A Red Herring is a fallacy in which an irrelevant topic is presented in order to divert attention from the original issue. The basic idea is to "win" an argument by leading attention away from the argument and to another topic. This sort of "reasoning" has the following form:
Topic A is under discussion.
Topic B is introduced under the guise of being relevant to topic A (when topic B is actually not relevant to topic A).
Topic A is abandoned.
This sort of "reasoning" is fallacious because merely changing the topic of discussion hardly counts as an argument against a claim.
(This fallacy gets its name from the practice of training hunting dogs to follow a scent. A red herring is dragged across the trail with the aim of misleading the hunting dog. Only the best of dogs will ignore the false scent and keep to the quarry.)
- You say that Tasters Choice tastes better than Folgers. But are you forgetting that Nestle, the maker of Tasters Choice, is responsible for creating baby formula that caused thousands of infant deaths in Africa? Obviously you are mistaken. (adapted from Hurley).
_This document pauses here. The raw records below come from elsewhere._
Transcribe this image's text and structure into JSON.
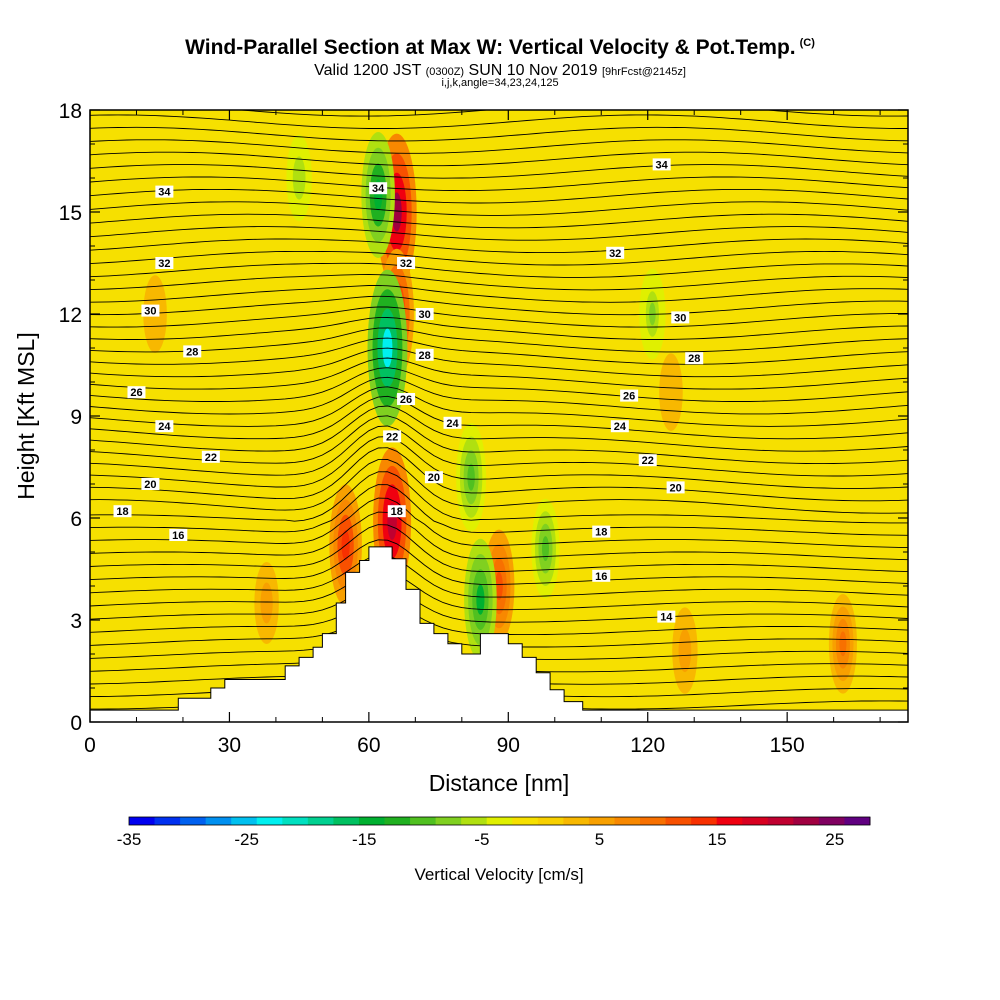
{
  "title": {
    "main": "Wind-Parallel Section at Max W: Vertical Velocity & Pot.Temp.",
    "copyright": "(C)",
    "valid_a": "Valid 1200 JST",
    "valid_utc": "(0300Z)",
    "valid_b": "SUN 10 Nov 2019",
    "forecast": "[9hrFcst@2145z]",
    "params": "i,j,k,angle=34,23,24,125"
  },
  "colors": {
    "background_field": "#f6e000",
    "terrain": "#ffffff",
    "contour": "#000000"
  },
  "chart_data": {
    "type": "heatmap",
    "xlabel": "Distance [nm]",
    "ylabel": "Height [Kft MSL]",
    "xlim": [
      0,
      176
    ],
    "ylim": [
      0,
      18
    ],
    "x_ticks": [
      0,
      30,
      60,
      90,
      120,
      150
    ],
    "y_ticks": [
      0,
      3,
      6,
      9,
      12,
      15,
      18
    ],
    "colorbar": {
      "label": "Vertical Velocity [cm/s]",
      "range": [
        -35,
        28
      ],
      "tick_values": [
        -35,
        -25,
        -15,
        -5,
        5,
        15,
        25
      ],
      "colors": [
        "#0000f0",
        "#0030f0",
        "#0060f0",
        "#0090f0",
        "#00c0f0",
        "#00f0f0",
        "#00e0c0",
        "#00d090",
        "#00c060",
        "#00b030",
        "#20b020",
        "#50c020",
        "#80d020",
        "#b0e010",
        "#e0f000",
        "#f6e000",
        "#f8d000",
        "#f8b800",
        "#f8a000",
        "#f88800",
        "#f87000",
        "#f85000",
        "#f83000",
        "#f00010",
        "#d80020",
        "#c00030",
        "#a00040",
        "#800060",
        "#600080"
      ]
    },
    "velocity_features": [
      {
        "x": 66,
        "y": 15,
        "value": 22
      },
      {
        "x": 66,
        "y": 12,
        "value": 16
      },
      {
        "x": 65,
        "y": 5.9,
        "value": 20
      },
      {
        "x": 55,
        "y": 5.2,
        "value": 14
      },
      {
        "x": 88,
        "y": 4,
        "value": 12
      },
      {
        "x": 162,
        "y": 2.3,
        "value": 9
      },
      {
        "x": 128,
        "y": 2.1,
        "value": 6
      },
      {
        "x": 38,
        "y": 3.5,
        "value": 5
      },
      {
        "x": 14,
        "y": 12,
        "value": 4
      },
      {
        "x": 125,
        "y": 9.7,
        "value": 4
      },
      {
        "x": 62,
        "y": 15.5,
        "value": -15
      },
      {
        "x": 64,
        "y": 11,
        "value": -22
      },
      {
        "x": 84,
        "y": 3.6,
        "value": -14
      },
      {
        "x": 82,
        "y": 7.2,
        "value": -11
      },
      {
        "x": 98,
        "y": 5.1,
        "value": -9
      },
      {
        "x": 121,
        "y": 12,
        "value": -7
      },
      {
        "x": 45,
        "y": 16,
        "value": -6
      }
    ],
    "isentropes": [
      {
        "theta": 14,
        "label_x": 124,
        "label_y": 3.1
      },
      {
        "theta": 16,
        "label_x": 19,
        "label_y": 5.5
      },
      {
        "theta": 16,
        "label_x": 110,
        "label_y": 4.3
      },
      {
        "theta": 18,
        "label_x": 7,
        "label_y": 6.2
      },
      {
        "theta": 18,
        "label_x": 66,
        "label_y": 6.2
      },
      {
        "theta": 18,
        "label_x": 110,
        "label_y": 5.6
      },
      {
        "theta": 20,
        "label_x": 13,
        "label_y": 7.0
      },
      {
        "theta": 20,
        "label_x": 74,
        "label_y": 7.2
      },
      {
        "theta": 20,
        "label_x": 126,
        "label_y": 6.9
      },
      {
        "theta": 22,
        "label_x": 26,
        "label_y": 7.8
      },
      {
        "theta": 22,
        "label_x": 65,
        "label_y": 8.4
      },
      {
        "theta": 22,
        "label_x": 120,
        "label_y": 7.7
      },
      {
        "theta": 24,
        "label_x": 16,
        "label_y": 8.7
      },
      {
        "theta": 24,
        "label_x": 78,
        "label_y": 8.8
      },
      {
        "theta": 24,
        "label_x": 114,
        "label_y": 8.7
      },
      {
        "theta": 26,
        "label_x": 10,
        "label_y": 9.7
      },
      {
        "theta": 26,
        "label_x": 68,
        "label_y": 9.5
      },
      {
        "theta": 26,
        "label_x": 116,
        "label_y": 9.6
      },
      {
        "theta": 28,
        "label_x": 22,
        "label_y": 10.9
      },
      {
        "theta": 28,
        "label_x": 72,
        "label_y": 10.8
      },
      {
        "theta": 28,
        "label_x": 130,
        "label_y": 10.7
      },
      {
        "theta": 30,
        "label_x": 13,
        "label_y": 12.1
      },
      {
        "theta": 30,
        "label_x": 72,
        "label_y": 12.0
      },
      {
        "theta": 30,
        "label_x": 127,
        "label_y": 11.9
      },
      {
        "theta": 32,
        "label_x": 16,
        "label_y": 13.5
      },
      {
        "theta": 32,
        "label_x": 68,
        "label_y": 13.5
      },
      {
        "theta": 32,
        "label_x": 113,
        "label_y": 13.8
      },
      {
        "theta": 34,
        "label_x": 16,
        "label_y": 15.6
      },
      {
        "theta": 34,
        "label_x": 62,
        "label_y": 15.7
      },
      {
        "theta": 34,
        "label_x": 123,
        "label_y": 16.4
      }
    ],
    "terrain_profile": [
      [
        0,
        0.35
      ],
      [
        19,
        0.35
      ],
      [
        19,
        0.7
      ],
      [
        26,
        0.7
      ],
      [
        26,
        1.0
      ],
      [
        29,
        1.0
      ],
      [
        29,
        1.25
      ],
      [
        42,
        1.25
      ],
      [
        42,
        1.65
      ],
      [
        45,
        1.65
      ],
      [
        45,
        1.9
      ],
      [
        48,
        1.9
      ],
      [
        48,
        2.2
      ],
      [
        50,
        2.2
      ],
      [
        50,
        2.6
      ],
      [
        53,
        2.6
      ],
      [
        53,
        3.5
      ],
      [
        55,
        3.5
      ],
      [
        55,
        4.4
      ],
      [
        58,
        4.4
      ],
      [
        58,
        4.75
      ],
      [
        60,
        4.75
      ],
      [
        60,
        5.15
      ],
      [
        65,
        5.15
      ],
      [
        65,
        4.8
      ],
      [
        68,
        4.8
      ],
      [
        68,
        3.9
      ],
      [
        71,
        3.9
      ],
      [
        71,
        2.9
      ],
      [
        74,
        2.9
      ],
      [
        74,
        2.6
      ],
      [
        77,
        2.6
      ],
      [
        77,
        2.3
      ],
      [
        80,
        2.3
      ],
      [
        80,
        2.0
      ],
      [
        84,
        2.0
      ],
      [
        84,
        2.6
      ],
      [
        90,
        2.6
      ],
      [
        90,
        2.3
      ],
      [
        93,
        2.3
      ],
      [
        93,
        1.9
      ],
      [
        96,
        1.9
      ],
      [
        96,
        1.45
      ],
      [
        99,
        1.45
      ],
      [
        99,
        0.95
      ],
      [
        102,
        0.95
      ],
      [
        102,
        0.6
      ],
      [
        106,
        0.6
      ],
      [
        106,
        0.35
      ],
      [
        176,
        0.35
      ]
    ]
  }
}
- "We admit that this measure is popular. But we also urge you to note that there are so many bond issues on this ballot that the whole thing is getting ridiculous."
- "Argument" for a tax cut:
"You know, I've begun to think that there is some merit in the Republican's tax cut plan. I suggest that you come up with something like it, because If we Democrats are going to survive as a party, we have got to show that we are as tough-minded as the Republicans, since that is what the public wants."
- "Argument" for making grad school requirements stricter:
"I think there is great merit in making the requirements stricter for the graduate students. I recommend that you support it, too. After all, we are in a budget crisis and we do not want our salaries affected."